President Donald Trump, in a marked shift in tone about a crisis that has enveloped the globe, for the first time acknowledged that the pandemic may send the U.S. economy into a recession and suggested that the nation may be dealing with the virus until “July or August.”
The guidelines, which would rewrite the norms of American society for half a month, were released as the U.S. government tried to blunt the impact of an expected surge of coronavirus cases, racing to bolster testing and aid even as the financial markets tumbled.
Among the new recommendations: Over the next 15 days, Americans should not gather in groups of more than 10 people, schooling should be at home and discretionary travel and social visits should be avoided. If anyone in a household tests positive for the virus, everyone who lives there should stay home. The administration did not define what an an older American was in terms of the recommendation to stay home.
“We will rally together as one nation and we will defeat the virus,” Trump said. “We can turn the corner and turn it quickly.”
The president, in an appearance in the White House briefing room, when asked when the pandemic would subside, said that “if we do a really good job" the crisis could pass by the height of summer. That was a far less optimistic take than in his earlier predictions that it could be over within weeks. He also acknowledged that the virus, which has battered the global markets, may send the nation's economy into a recession, a potentially brutal blow for an incumbent in an election year.
Trump was unusually somber about the matter after playing it down for weeks. He acknowledged the pandemic was “not under control” in the United States or globally but said he did not yet plan to call for domestic travel restrictions and said he was reluctant to advise states to cancel the primary elections ahead.

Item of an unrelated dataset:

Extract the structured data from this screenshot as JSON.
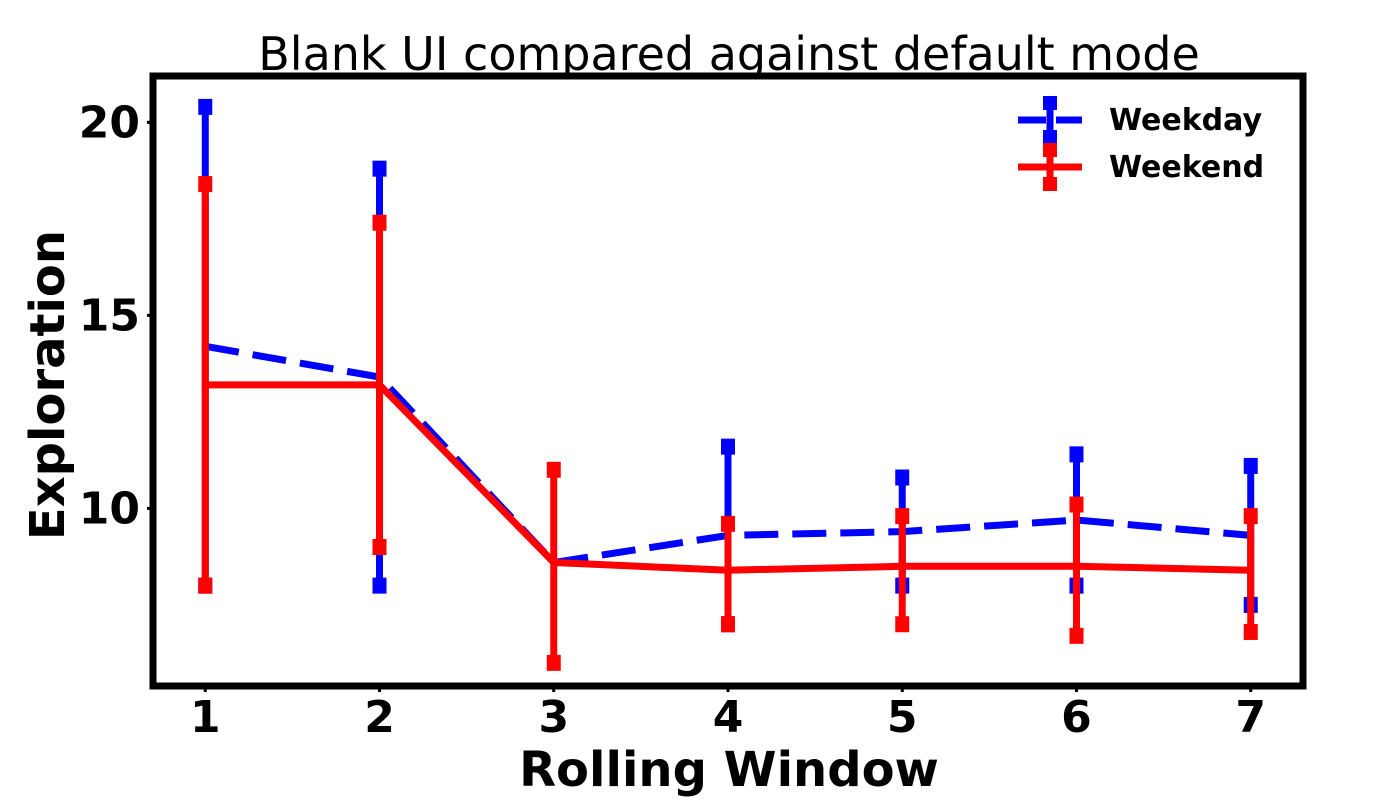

Without providing details, he said “we're going to back the airlines 100%," a note of reassurance for an industry crippled by travel bans and fears of spreading the virus.

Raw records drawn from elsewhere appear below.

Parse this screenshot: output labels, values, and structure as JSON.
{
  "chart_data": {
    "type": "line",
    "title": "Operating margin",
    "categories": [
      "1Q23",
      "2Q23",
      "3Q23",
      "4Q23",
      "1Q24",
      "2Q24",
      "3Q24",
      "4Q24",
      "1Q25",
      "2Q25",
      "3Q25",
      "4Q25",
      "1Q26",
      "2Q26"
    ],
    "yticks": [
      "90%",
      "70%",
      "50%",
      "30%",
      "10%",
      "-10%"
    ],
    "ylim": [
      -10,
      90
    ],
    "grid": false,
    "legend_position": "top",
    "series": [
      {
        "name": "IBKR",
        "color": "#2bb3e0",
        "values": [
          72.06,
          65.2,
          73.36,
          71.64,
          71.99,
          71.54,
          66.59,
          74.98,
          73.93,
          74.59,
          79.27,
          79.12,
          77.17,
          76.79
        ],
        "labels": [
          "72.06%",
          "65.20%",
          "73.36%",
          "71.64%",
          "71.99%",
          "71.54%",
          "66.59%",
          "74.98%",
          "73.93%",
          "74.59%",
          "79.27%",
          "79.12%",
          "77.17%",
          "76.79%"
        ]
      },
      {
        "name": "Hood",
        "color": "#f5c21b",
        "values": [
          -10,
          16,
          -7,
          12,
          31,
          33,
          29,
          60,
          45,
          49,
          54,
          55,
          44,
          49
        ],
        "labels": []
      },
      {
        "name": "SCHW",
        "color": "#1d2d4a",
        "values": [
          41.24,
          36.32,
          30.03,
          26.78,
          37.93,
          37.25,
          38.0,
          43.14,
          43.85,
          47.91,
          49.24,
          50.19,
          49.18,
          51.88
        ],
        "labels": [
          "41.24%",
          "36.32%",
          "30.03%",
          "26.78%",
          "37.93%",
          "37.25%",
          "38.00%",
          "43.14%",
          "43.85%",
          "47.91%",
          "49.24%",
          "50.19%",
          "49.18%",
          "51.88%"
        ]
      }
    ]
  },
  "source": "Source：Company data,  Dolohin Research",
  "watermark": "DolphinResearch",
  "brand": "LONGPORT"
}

The expansive guidelines were issued on a day of fast-moving developments in a capital resplendent in cherry blossoms but awash in anxiety.

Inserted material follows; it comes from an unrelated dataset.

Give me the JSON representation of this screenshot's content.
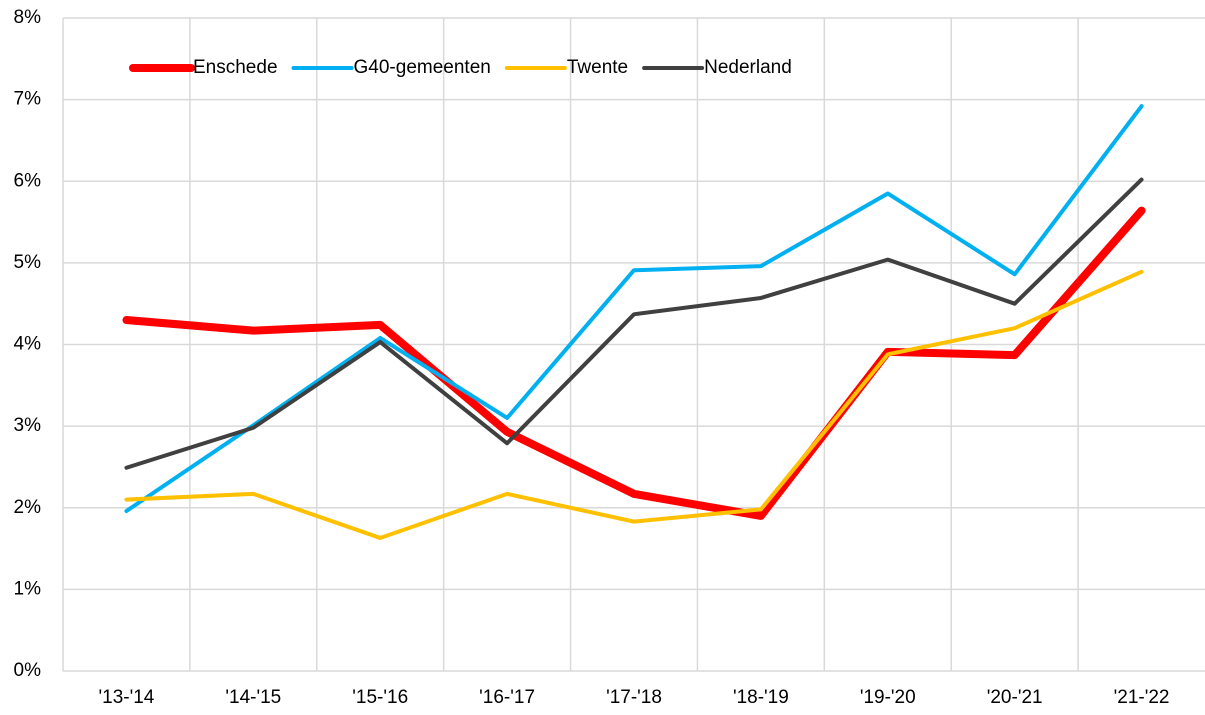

Congress convened to try to finish an aid package and consider another one behind it. The Supreme Court postponed oral arguments for the first time in over a century. And the U.S. surgeon general said that the United States is about where Italy was two weeks ago in the coronavirus struggle, a sign that infections are expected to rise.
“When you look at the projections, there's every chance that we could be Italy,” Surgeon General Dr. Jerome Adams told Fox News. Yet he said the U.S. has opportunities to mitigate the pandemic.
Two weeks ago, Italy had 1,700 cases of coronavirus and had reported 34 deaths. Now, Italy is reporting an estimated 25,000 cases and more than 1,800 deaths. About 3,800 cases have been reported in the United States and so far, more than 65 people have died from coronavirus. Although the numbers may not be directly comparable, the trajectory is, as Adams sees it.
The administration also alleged that a foreign disinformation campaign was underway aimed at spreading fear among Americans already spooked by the pandemic.
On Sunday, federal officials began confronting what they said was a deliberate effort by a foreign entity to make Americans think the government was going to impose a nationwide quarantine. Agencies took coordinated action Sunday evening to assure Americans that the government was not planning to do that.
And on Monday, national security officials said there had been a cyber attack involving the computer networks of Health and Human Services, but the networks were operating normally. They didn’t detail the nature or scope of the problem or identify the foreign entity.